Brent Crude (CRUD)
ETFS WTI Crude Oil (CRUD) as is described on the www.etfsecurities.com website is a tracking index that, simply put, tracks WTI Crude oil. The more formal description is as follows:
Investment Objective
ETFS WTI Crude Oil (CRUD) is designed to enable investors to gain an exposure to a total return investment in crude oil by tracking the Bloomberg Crude Oil Subindex (the “Index”) and providing a collateral yield.
CRUD is an exchange traded commodity (“ETC”). Its securities can be created and redeemed on demand by authorised participants and traded on exchange just like shares in a company. The ETC is backed by swaps. The payment obligations of the swap counterparties to the Issuer are protected by collateral held which is marked to market daily. The collateral is held in segregated accounts at The Bank of New York Mellon.
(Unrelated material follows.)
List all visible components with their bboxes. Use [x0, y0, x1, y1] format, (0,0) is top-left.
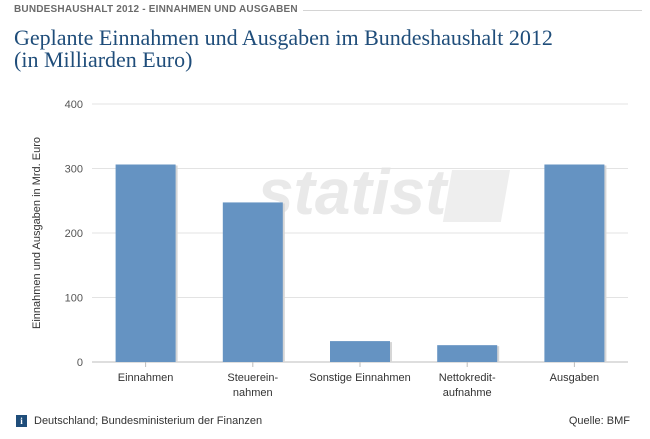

Details of the collateral held can be found in the Collateral section of the ETF Securities website (www.etfsecurities.com).
So what should an investor reasonably expect ?
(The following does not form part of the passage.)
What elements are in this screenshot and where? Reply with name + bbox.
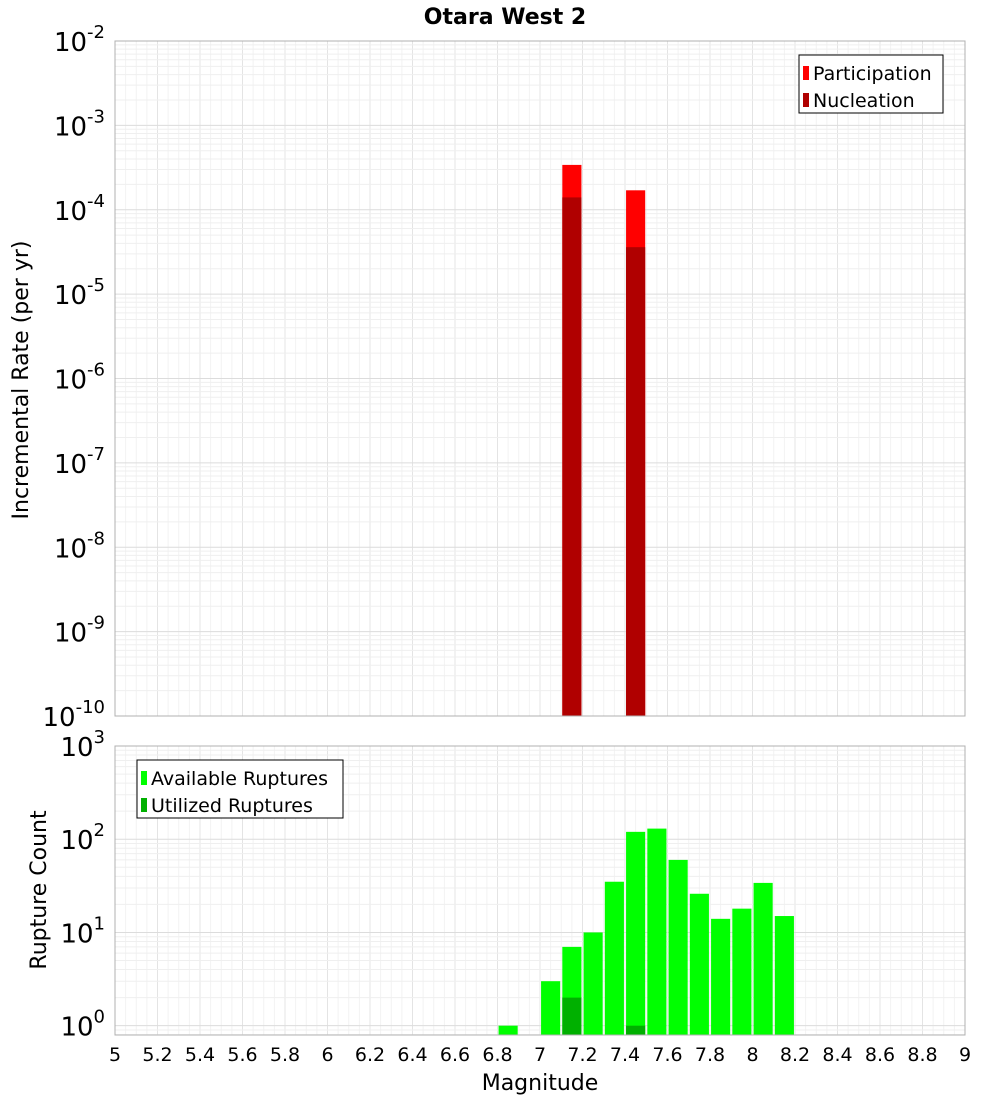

As with most ETF’s an investor following the above would expect this particular tracker to follow, within a tracking margin & fees, the WTI crude oil market. This will not be identical to, but will very closely follow the price of WTI crude oil. The first and possibly most reasonable approach to accuracy would be a comparison of the index performance relative it’s closest trading object (WTI Crude). Here is a resulting chart.
A significant divergence
Needless to say, there is a clear differential and most noticeably an under-performance of the tracking index relative to crude.
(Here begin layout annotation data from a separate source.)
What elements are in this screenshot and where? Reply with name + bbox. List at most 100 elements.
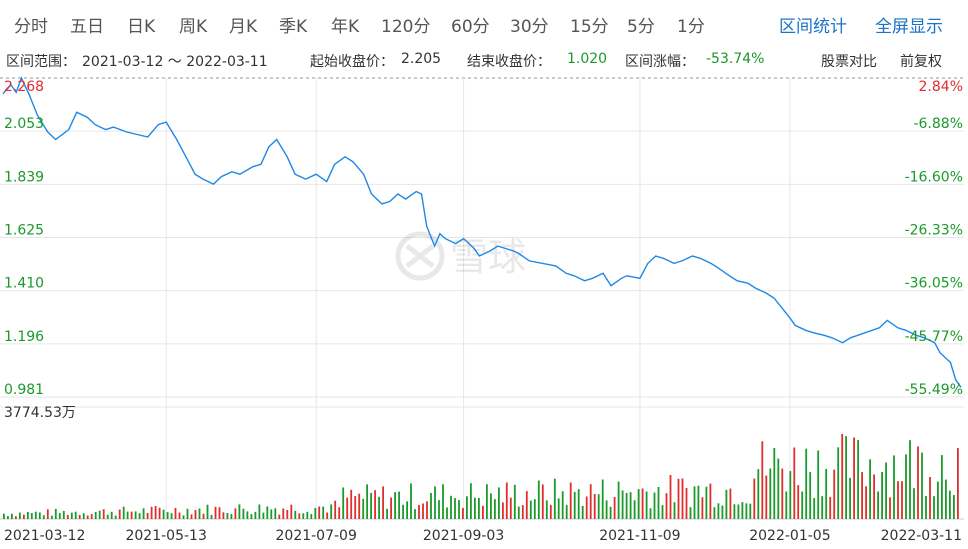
tab-6[interactable]: 年K xyxy=(331,17,360,37)
volume-bar xyxy=(74,511,77,519)
volume-bar xyxy=(70,512,73,519)
volume-bar xyxy=(226,513,229,519)
volume-bar xyxy=(434,486,436,519)
x-tick-label: 2021-11-09 xyxy=(599,528,680,544)
volume-bar xyxy=(581,505,584,519)
volume-bar xyxy=(957,448,959,519)
volume-bar xyxy=(645,491,648,519)
y-tick-right: -26.33% xyxy=(905,223,963,239)
volume-bar xyxy=(114,515,117,519)
volume-bar xyxy=(430,493,432,519)
volume-bar xyxy=(921,452,923,519)
volume-bar xyxy=(490,493,492,519)
adjust-mode-link[interactable]: 前复权 xyxy=(900,54,942,70)
tab-3[interactable]: 周K xyxy=(179,17,208,37)
tab-0[interactable]: 分时 xyxy=(14,17,48,37)
volume-bar xyxy=(841,433,844,519)
volume-bar xyxy=(717,503,720,519)
volume-bar xyxy=(358,493,361,519)
volume-bar xyxy=(346,497,349,519)
volume-bar xyxy=(186,508,189,519)
volume-bar xyxy=(765,475,768,519)
volume-bar xyxy=(330,504,333,519)
volume-bar xyxy=(474,497,476,519)
volume-bar xyxy=(877,491,879,519)
volume-bar xyxy=(885,462,887,519)
y-tick-right: -6.88% xyxy=(913,116,963,132)
volume-bar xyxy=(26,512,29,519)
volume-bar xyxy=(234,508,237,519)
stock-compare-link[interactable]: 股票对比 xyxy=(821,54,877,70)
volume-bar xyxy=(462,507,464,519)
tab-2[interactable]: 日K xyxy=(127,17,156,37)
volume-bar xyxy=(617,481,620,519)
volume-bar xyxy=(917,446,919,519)
tab-8[interactable]: 60分 xyxy=(451,17,490,37)
volume-bar xyxy=(110,511,113,519)
volume-bar xyxy=(218,507,221,519)
range-value: 2021-03-12 ～ 2022-03-11 xyxy=(82,54,268,70)
tab-1[interactable]: 五日 xyxy=(70,17,104,37)
price-series-line xyxy=(2,76,962,388)
volume-bar xyxy=(150,506,153,519)
volume-bar xyxy=(190,514,193,519)
volume-bar xyxy=(741,502,744,519)
volume-bar xyxy=(569,482,572,519)
volume-bar xyxy=(126,511,129,519)
volume-bar xyxy=(86,515,89,519)
volume-bar xyxy=(625,493,628,519)
tab-10[interactable]: 15分 xyxy=(570,17,609,37)
volume-bar xyxy=(913,488,915,519)
volume-bar xyxy=(262,512,265,519)
tab-4[interactable]: 月K xyxy=(229,17,258,37)
volume-bar xyxy=(777,458,780,519)
volume-bar xyxy=(54,508,57,519)
x-tick-label: 2022-03-11 xyxy=(881,528,962,544)
volume-bar xyxy=(238,504,241,519)
tab-12[interactable]: 1分 xyxy=(677,17,705,37)
volume-bar xyxy=(146,513,149,519)
volume-bar xyxy=(589,484,592,519)
volume-bar xyxy=(406,501,408,519)
volume-bar xyxy=(378,496,380,519)
volume-bar xyxy=(222,512,225,519)
volume-bar xyxy=(206,504,209,519)
volume-bar xyxy=(605,500,608,519)
tab-7[interactable]: 120分 xyxy=(381,17,431,37)
volume-bar xyxy=(693,486,696,519)
volume-bar xyxy=(15,516,17,519)
volume-bar xyxy=(182,515,185,519)
y-tick-right: -45.77% xyxy=(905,329,963,345)
volume-bar xyxy=(242,508,245,519)
volume-bar xyxy=(402,504,404,519)
volume-bar xyxy=(162,509,165,519)
tab-5[interactable]: 季K xyxy=(279,17,308,37)
tab-11[interactable]: 5分 xyxy=(627,17,655,37)
x-tick-label: 2021-07-09 xyxy=(276,528,357,544)
interval-stats-link[interactable]: 区间统计 xyxy=(779,17,847,37)
volume-bar xyxy=(390,497,392,519)
volume-bar xyxy=(23,514,25,519)
volume-bar xyxy=(366,484,368,519)
volume-bar xyxy=(821,496,824,519)
fullscreen-link[interactable]: 全屏显示 xyxy=(875,17,943,37)
volume-bar xyxy=(805,448,808,519)
volume-bar xyxy=(382,486,384,519)
tab-9[interactable]: 30分 xyxy=(510,17,549,37)
xueqiu-watermark: 雪球 xyxy=(395,231,526,281)
y-tick-left: 1.196 xyxy=(4,329,44,345)
volume-bar xyxy=(553,478,556,519)
volume-bar xyxy=(665,493,668,519)
volume-bar xyxy=(813,498,816,519)
y-tick-right: -36.05% xyxy=(905,276,963,292)
volume-bar xyxy=(302,513,305,519)
volume-bar xyxy=(354,496,357,519)
volume-bar xyxy=(486,484,488,519)
change-label: 区间涨幅： xyxy=(625,54,695,70)
volume-bar xyxy=(769,468,772,519)
volume-bar xyxy=(597,494,600,519)
volume-bar xyxy=(905,454,907,519)
volume-bar xyxy=(438,500,440,519)
volume-bar xyxy=(637,489,640,519)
The chart above is constructed in a way such that the index and the comparable are re-based to 100 at inception. This way the (positive or negative) error over time can be easily be seen. What is observed in this case is that the differential is of the order of 25%. This is most unusual given that index tracking errors are typically <1%.
As a sanity check the chart includes a major oil related stock (BP Plc). It is not expected for the stocky to perform on a one-to-one basis, but for broader large moves, the observer should expect a superposition follow which clearly is the case.
Possible tracking errors
There are a number of reasons why and ETF (or ETC) may vary from its underlying index. For example the frictional costs of transaction which are additive and negative. Other reasons such as contango and backwardation (which do apply in this particular case) would tend to offset each other over time meaning a lower total error. Factors such as quality of replication which create differences too for example where the index may consist 10% on one component, but the physical hedge is actually 10.5% – again these would be marginal and also offsetting over time.
However, with all of the above, it is unusual to see tracking errors of even a few percent.
Conclusion
One may reasonably conclude that this particular ETC is not fit for purpose. Quite simply put, to the investor, CRUD is not what is says on the tin. whether its the case of the Bloomberg sub index failing to meaningfully replicate the performance of crude oil or the ETC failing to replicate the bloomberg index, or a function of both, the observable fact is that over a 15 month period investors in CRUD have under-performed WTI crude oil and what one may expect to be a reasonable proxy, such as BP (by a hefty 60%).